The following example shows the consequences of a small package’s build issues, even without malicious intent. On March 23, 2016, developer Azer Koçulu removed 250 modules he had written that were distributed through the NPM channel. One of these modules, left-pad, was a very small piece of code — 11 lines long — that added spaces to the left side of lines of text to fit into a variable definition. That same day, developers all over the world noticed that something was wrong with their JavaScript programs. One of the warnings read: “npm ERR! 404 'left-pad' is not in the npm registry.” This means that a package called left-pad is required to run the project, but it is not available. Many developers were confused as to what was happening, as they had never used such a module. However, other modules might be using it without their knowledge.

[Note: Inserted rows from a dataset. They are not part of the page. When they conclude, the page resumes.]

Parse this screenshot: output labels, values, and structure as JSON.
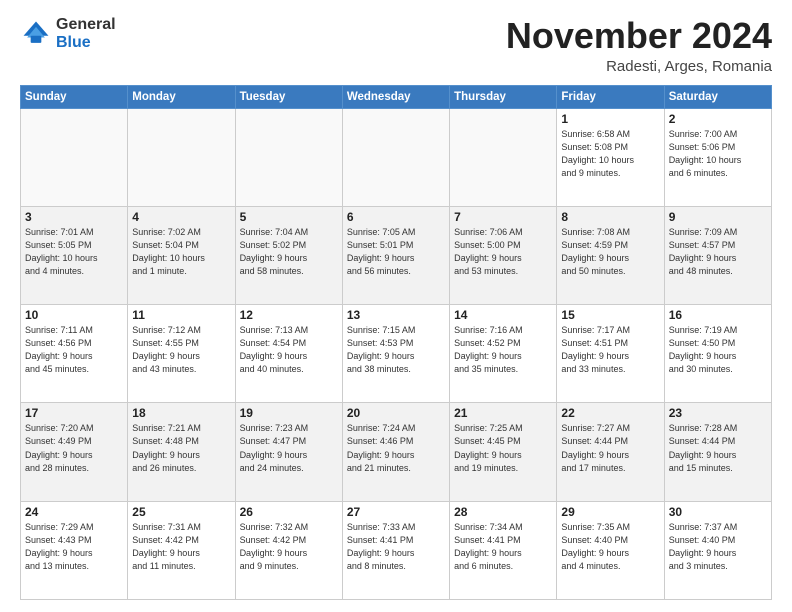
{
  "logo": {
    "general": "General",
    "blue": "Blue"
  },
  "header": {
    "month": "November 2024",
    "location": "Radesti, Arges, Romania"
  },
  "weekdays": [
    "Sunday",
    "Monday",
    "Tuesday",
    "Wednesday",
    "Thursday",
    "Friday",
    "Saturday"
  ],
  "weeks": [
    [
      {
        "day": "",
        "info": ""
      },
      {
        "day": "",
        "info": ""
      },
      {
        "day": "",
        "info": ""
      },
      {
        "day": "",
        "info": ""
      },
      {
        "day": "",
        "info": ""
      },
      {
        "day": "1",
        "info": "Sunrise: 6:58 AM\nSunset: 5:08 PM\nDaylight: 10 hours\nand 9 minutes."
      },
      {
        "day": "2",
        "info": "Sunrise: 7:00 AM\nSunset: 5:06 PM\nDaylight: 10 hours\nand 6 minutes."
      }
    ],
    [
      {
        "day": "3",
        "info": "Sunrise: 7:01 AM\nSunset: 5:05 PM\nDaylight: 10 hours\nand 4 minutes."
      },
      {
        "day": "4",
        "info": "Sunrise: 7:02 AM\nSunset: 5:04 PM\nDaylight: 10 hours\nand 1 minute."
      },
      {
        "day": "5",
        "info": "Sunrise: 7:04 AM\nSunset: 5:02 PM\nDaylight: 9 hours\nand 58 minutes."
      },
      {
        "day": "6",
        "info": "Sunrise: 7:05 AM\nSunset: 5:01 PM\nDaylight: 9 hours\nand 56 minutes."
      },
      {
        "day": "7",
        "info": "Sunrise: 7:06 AM\nSunset: 5:00 PM\nDaylight: 9 hours\nand 53 minutes."
      },
      {
        "day": "8",
        "info": "Sunrise: 7:08 AM\nSunset: 4:59 PM\nDaylight: 9 hours\nand 50 minutes."
      },
      {
        "day": "9",
        "info": "Sunrise: 7:09 AM\nSunset: 4:57 PM\nDaylight: 9 hours\nand 48 minutes."
      }
    ],
    [
      {
        "day": "10",
        "info": "Sunrise: 7:11 AM\nSunset: 4:56 PM\nDaylight: 9 hours\nand 45 minutes."
      },
      {
        "day": "11",
        "info": "Sunrise: 7:12 AM\nSunset: 4:55 PM\nDaylight: 9 hours\nand 43 minutes."
      },
      {
        "day": "12",
        "info": "Sunrise: 7:13 AM\nSunset: 4:54 PM\nDaylight: 9 hours\nand 40 minutes."
      },
      {
        "day": "13",
        "info": "Sunrise: 7:15 AM\nSunset: 4:53 PM\nDaylight: 9 hours\nand 38 minutes."
      },
      {
        "day": "14",
        "info": "Sunrise: 7:16 AM\nSunset: 4:52 PM\nDaylight: 9 hours\nand 35 minutes."
      },
      {
        "day": "15",
        "info": "Sunrise: 7:17 AM\nSunset: 4:51 PM\nDaylight: 9 hours\nand 33 minutes."
      },
      {
        "day": "16",
        "info": "Sunrise: 7:19 AM\nSunset: 4:50 PM\nDaylight: 9 hours\nand 30 minutes."
      }
    ],
    [
      {
        "day": "17",
        "info": "Sunrise: 7:20 AM\nSunset: 4:49 PM\nDaylight: 9 hours\nand 28 minutes."
      },
      {
        "day": "18",
        "info": "Sunrise: 7:21 AM\nSunset: 4:48 PM\nDaylight: 9 hours\nand 26 minutes."
      },
      {
        "day": "19",
        "info": "Sunrise: 7:23 AM\nSunset: 4:47 PM\nDaylight: 9 hours\nand 24 minutes."
      },
      {
        "day": "20",
        "info": "Sunrise: 7:24 AM\nSunset: 4:46 PM\nDaylight: 9 hours\nand 21 minutes."
      },
      {
        "day": "21",
        "info": "Sunrise: 7:25 AM\nSunset: 4:45 PM\nDaylight: 9 hours\nand 19 minutes."
      },
      {
        "day": "22",
        "info": "Sunrise: 7:27 AM\nSunset: 4:44 PM\nDaylight: 9 hours\nand 17 minutes."
      },
      {
        "day": "23",
        "info": "Sunrise: 7:28 AM\nSunset: 4:44 PM\nDaylight: 9 hours\nand 15 minutes."
      }
    ],
    [
      {
        "day": "24",
        "info": "Sunrise: 7:29 AM\nSunset: 4:43 PM\nDaylight: 9 hours\nand 13 minutes."
      },
      {
        "day": "25",
        "info": "Sunrise: 7:31 AM\nSunset: 4:42 PM\nDaylight: 9 hours\nand 11 minutes."
      },
      {
        "day": "26",
        "info": "Sunrise: 7:32 AM\nSunset: 4:42 PM\nDaylight: 9 hours\nand 9 minutes."
      },
      {
        "day": "27",
        "info": "Sunrise: 7:33 AM\nSunset: 4:41 PM\nDaylight: 9 hours\nand 8 minutes."
      },
      {
        "day": "28",
        "info": "Sunrise: 7:34 AM\nSunset: 4:41 PM\nDaylight: 9 hours\nand 6 minutes."
      },
      {
        "day": "29",
        "info": "Sunrise: 7:35 AM\nSunset: 4:40 PM\nDaylight: 9 hours\nand 4 minutes."
      },
      {
        "day": "30",
        "info": "Sunrise: 7:37 AM\nSunset: 4:40 PM\nDaylight: 9 hours\nand 3 minutes."
      }
    ]
  ]
}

was used in thousands of enterprise and commercial czech republic mobile database around the world, including those built using the Babel compiler for Javascript and the Node programming platform. After the left-pad code disappeared from the repositories, thousands of programs stopped working. What seemed like a trivial issue (developers could easily recreate left-pad functionality in their own packages) had a huge impact on the development world.
Universal threat
“I think it’s important to emphasize how pervasive open source is. According to Gartner, 95% of enterprises use it for their internal projects,” says Eng. As modern development increasingly gravitates toward accelerated programming methods like Agile and DevOps, he believes that the only surefire way for enterprises to ensure the best protection is to create an internal team of developers who write their own functions and libraries for the project.